Two other senators’ statements criticized late impeachment but in a way that suggests they were not ruling it out completely. Sen. Thom Tillis hedged the question, saying only that there were “valid questions” about the constitutionality of late impeachment and that “even if it is constitutionally permissible,” it was imprudent to pursue without a more “thorough impeachment inquiry.” Sen. John Thune said that he thought the Founders intended removal to be the “primary” purpose of impeachment, and that he had “great concerns” about impeaching an unremovable official—a milder statement than those from senators who argued that removal is the sole purpose of impeachment and that late impeachment is flat-out unconstitutional as a result.

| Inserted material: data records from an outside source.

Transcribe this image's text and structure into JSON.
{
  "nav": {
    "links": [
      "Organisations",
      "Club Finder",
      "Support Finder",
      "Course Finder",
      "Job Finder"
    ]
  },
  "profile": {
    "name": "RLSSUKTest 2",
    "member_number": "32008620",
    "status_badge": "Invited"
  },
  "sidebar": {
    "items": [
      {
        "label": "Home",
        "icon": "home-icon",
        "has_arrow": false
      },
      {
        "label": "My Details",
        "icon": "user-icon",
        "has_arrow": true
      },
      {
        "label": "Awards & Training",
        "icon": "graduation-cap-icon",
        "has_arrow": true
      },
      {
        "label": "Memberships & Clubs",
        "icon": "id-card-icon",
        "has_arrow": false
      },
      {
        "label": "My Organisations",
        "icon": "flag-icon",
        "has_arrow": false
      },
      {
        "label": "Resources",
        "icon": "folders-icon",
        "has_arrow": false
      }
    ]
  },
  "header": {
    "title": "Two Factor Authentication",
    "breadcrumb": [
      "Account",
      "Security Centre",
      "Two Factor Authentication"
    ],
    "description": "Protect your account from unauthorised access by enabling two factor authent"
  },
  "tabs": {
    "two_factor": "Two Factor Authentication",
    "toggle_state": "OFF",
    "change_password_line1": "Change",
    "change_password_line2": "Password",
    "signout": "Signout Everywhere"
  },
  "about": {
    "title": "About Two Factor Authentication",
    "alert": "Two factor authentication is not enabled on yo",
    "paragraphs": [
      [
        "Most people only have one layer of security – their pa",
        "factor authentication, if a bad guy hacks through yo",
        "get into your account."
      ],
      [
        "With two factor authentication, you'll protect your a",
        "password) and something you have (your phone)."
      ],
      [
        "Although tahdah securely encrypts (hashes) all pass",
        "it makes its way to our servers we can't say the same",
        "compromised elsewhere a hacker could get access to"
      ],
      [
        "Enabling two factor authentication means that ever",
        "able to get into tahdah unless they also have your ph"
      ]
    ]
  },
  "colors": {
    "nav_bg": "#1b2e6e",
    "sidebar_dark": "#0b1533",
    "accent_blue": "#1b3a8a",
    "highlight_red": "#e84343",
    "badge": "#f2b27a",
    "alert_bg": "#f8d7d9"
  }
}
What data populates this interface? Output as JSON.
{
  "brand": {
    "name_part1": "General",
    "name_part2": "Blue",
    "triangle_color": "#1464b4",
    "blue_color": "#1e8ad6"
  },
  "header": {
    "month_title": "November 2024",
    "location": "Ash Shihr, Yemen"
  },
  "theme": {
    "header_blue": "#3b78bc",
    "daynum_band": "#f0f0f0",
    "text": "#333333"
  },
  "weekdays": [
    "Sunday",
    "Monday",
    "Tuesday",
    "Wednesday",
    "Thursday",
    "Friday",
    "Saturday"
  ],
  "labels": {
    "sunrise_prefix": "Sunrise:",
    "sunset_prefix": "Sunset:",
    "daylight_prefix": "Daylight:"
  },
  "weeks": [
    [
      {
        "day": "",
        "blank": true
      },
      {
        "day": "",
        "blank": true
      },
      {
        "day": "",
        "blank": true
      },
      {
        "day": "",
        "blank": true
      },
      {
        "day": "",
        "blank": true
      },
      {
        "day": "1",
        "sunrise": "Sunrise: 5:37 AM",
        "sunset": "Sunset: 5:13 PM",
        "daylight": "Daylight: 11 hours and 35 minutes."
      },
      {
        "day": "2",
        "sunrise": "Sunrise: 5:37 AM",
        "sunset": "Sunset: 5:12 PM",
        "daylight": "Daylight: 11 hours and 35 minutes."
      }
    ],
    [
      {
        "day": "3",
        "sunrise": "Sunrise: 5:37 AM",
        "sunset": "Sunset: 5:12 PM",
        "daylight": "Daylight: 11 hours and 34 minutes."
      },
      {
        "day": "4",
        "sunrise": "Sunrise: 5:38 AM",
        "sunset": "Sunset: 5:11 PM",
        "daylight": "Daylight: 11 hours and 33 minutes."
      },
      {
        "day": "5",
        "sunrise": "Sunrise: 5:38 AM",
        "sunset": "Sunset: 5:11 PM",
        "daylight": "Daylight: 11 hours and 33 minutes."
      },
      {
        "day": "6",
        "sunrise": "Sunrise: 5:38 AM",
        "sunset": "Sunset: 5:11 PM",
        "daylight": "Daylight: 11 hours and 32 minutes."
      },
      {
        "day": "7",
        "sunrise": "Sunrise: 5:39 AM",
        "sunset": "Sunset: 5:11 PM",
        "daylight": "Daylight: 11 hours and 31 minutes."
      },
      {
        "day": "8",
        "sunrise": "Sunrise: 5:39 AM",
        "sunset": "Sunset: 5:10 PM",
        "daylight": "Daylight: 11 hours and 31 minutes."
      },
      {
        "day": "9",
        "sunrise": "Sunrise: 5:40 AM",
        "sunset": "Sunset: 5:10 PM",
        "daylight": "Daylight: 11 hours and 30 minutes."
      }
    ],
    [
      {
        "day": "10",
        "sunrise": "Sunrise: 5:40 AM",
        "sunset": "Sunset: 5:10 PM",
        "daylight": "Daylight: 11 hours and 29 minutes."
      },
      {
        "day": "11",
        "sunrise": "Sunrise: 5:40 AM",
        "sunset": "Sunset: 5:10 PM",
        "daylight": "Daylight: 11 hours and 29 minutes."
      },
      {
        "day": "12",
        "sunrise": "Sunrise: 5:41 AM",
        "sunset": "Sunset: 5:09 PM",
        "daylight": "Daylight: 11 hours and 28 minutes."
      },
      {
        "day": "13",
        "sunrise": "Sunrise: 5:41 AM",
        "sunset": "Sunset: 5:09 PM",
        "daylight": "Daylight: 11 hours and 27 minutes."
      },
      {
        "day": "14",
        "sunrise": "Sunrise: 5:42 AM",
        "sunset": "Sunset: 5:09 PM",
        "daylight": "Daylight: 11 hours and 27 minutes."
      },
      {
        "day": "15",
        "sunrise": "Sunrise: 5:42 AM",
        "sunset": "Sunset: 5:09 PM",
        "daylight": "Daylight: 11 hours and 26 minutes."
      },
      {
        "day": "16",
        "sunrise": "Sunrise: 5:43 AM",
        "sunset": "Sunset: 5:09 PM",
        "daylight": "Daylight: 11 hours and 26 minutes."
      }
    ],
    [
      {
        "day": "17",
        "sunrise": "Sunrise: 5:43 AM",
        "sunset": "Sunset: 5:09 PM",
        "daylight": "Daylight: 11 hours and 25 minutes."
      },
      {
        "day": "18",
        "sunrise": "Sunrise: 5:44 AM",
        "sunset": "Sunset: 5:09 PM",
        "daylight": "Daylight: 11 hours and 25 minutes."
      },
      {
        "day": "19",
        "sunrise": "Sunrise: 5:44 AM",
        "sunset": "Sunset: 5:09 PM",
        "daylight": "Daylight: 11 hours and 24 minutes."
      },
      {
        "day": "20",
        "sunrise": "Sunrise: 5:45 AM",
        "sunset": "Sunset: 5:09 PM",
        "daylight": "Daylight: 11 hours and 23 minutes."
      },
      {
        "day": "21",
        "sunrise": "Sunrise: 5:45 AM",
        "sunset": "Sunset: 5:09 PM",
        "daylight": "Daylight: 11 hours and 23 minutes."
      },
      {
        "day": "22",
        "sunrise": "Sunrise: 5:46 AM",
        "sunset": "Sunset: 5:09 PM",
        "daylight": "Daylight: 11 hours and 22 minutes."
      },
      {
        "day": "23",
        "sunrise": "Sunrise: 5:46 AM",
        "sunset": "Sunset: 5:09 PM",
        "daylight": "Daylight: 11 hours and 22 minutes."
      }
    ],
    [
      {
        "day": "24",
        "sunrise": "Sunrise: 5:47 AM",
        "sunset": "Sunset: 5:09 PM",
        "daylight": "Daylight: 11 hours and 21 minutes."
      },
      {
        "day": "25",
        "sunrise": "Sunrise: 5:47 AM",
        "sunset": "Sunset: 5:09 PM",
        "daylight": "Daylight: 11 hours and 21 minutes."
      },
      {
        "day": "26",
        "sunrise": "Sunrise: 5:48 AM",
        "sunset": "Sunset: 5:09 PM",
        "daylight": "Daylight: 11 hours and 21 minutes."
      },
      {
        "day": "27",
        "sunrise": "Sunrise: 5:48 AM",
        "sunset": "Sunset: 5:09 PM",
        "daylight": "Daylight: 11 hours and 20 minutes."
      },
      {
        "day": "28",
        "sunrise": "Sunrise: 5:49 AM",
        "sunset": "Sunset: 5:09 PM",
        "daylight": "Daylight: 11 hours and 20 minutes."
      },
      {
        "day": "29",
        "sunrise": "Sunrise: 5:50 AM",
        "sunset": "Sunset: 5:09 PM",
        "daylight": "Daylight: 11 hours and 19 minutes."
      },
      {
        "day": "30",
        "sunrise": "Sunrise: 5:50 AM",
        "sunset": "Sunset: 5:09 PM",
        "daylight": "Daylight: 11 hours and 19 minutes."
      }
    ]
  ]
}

Making heads or tails of this voting landscape is challenging. No amount of bean-counting and pigeonholing can turn this into a clear precedent. At most, the only question that this survey of senators’ statements allows us to answer is this: In a future late impeachment case, how many of these 43 senators would have to disavow their statements in Trump’s case in order to vote to convict?
This question might seem unrealistic—both because it posits another late impeachment case and because it implies that senators are obliged to be consistent. But stranger things have happened. So how many senators left themselves room to convict in a future late impeachment case without flip-flopping?
The majority group of 26 left themselves no such room. On the other side, 12 senators—the three who issued no statements at all, the seven who acted consistently with late impeachment being constitutional and the two who criticized late impeachment without ruling it out—left themselves perfectly free to convict in a future case.
In the middle are the five senators who said that the trial was “unconstitutional” without making clear that jurisdiction was the problem. If appearing consistent mattered to these five senators, they could say that their objections in Trump’s case were based on due process rather than jurisdiction. But they would have some explaining to do. And even if all five admitted that it was, in fact, jurisdiction that drove their votes in Trump’s case, that would raise the total number of hemmed-in senators to only 31, three short of the number needed to guarantee an acquittal.
In other words, the Trump precedent does not rule out conviction in a future case even if the same senators are voting and use the same reasoning that they did in Trump’s case. While muddled, it is slightly stronger in favor of late impeachability than the Belknap precedent was.
Although the Belknap and Trump precedents may not be clear, the bottom line surely is. Can former officials be impeached and tried for their misconduct in office? Yes. To paraphrase the apocryphal quotation from Mark Twain, when asked if he believed in infant baptism, “Believe in it? Hell, we’ve seen it done.” Can former officials be convicted? Theoretically, if enough senators decide that doing so is worthwhile. Of course, that is the case with any impeachment—getting a two-thirds majority in the Senate is never easy, and has gotten only harder in recent years. There is no question that this high bar is even higher when the person being impeached has already left office. But Trump’s case suggests that the bar is not insuperable.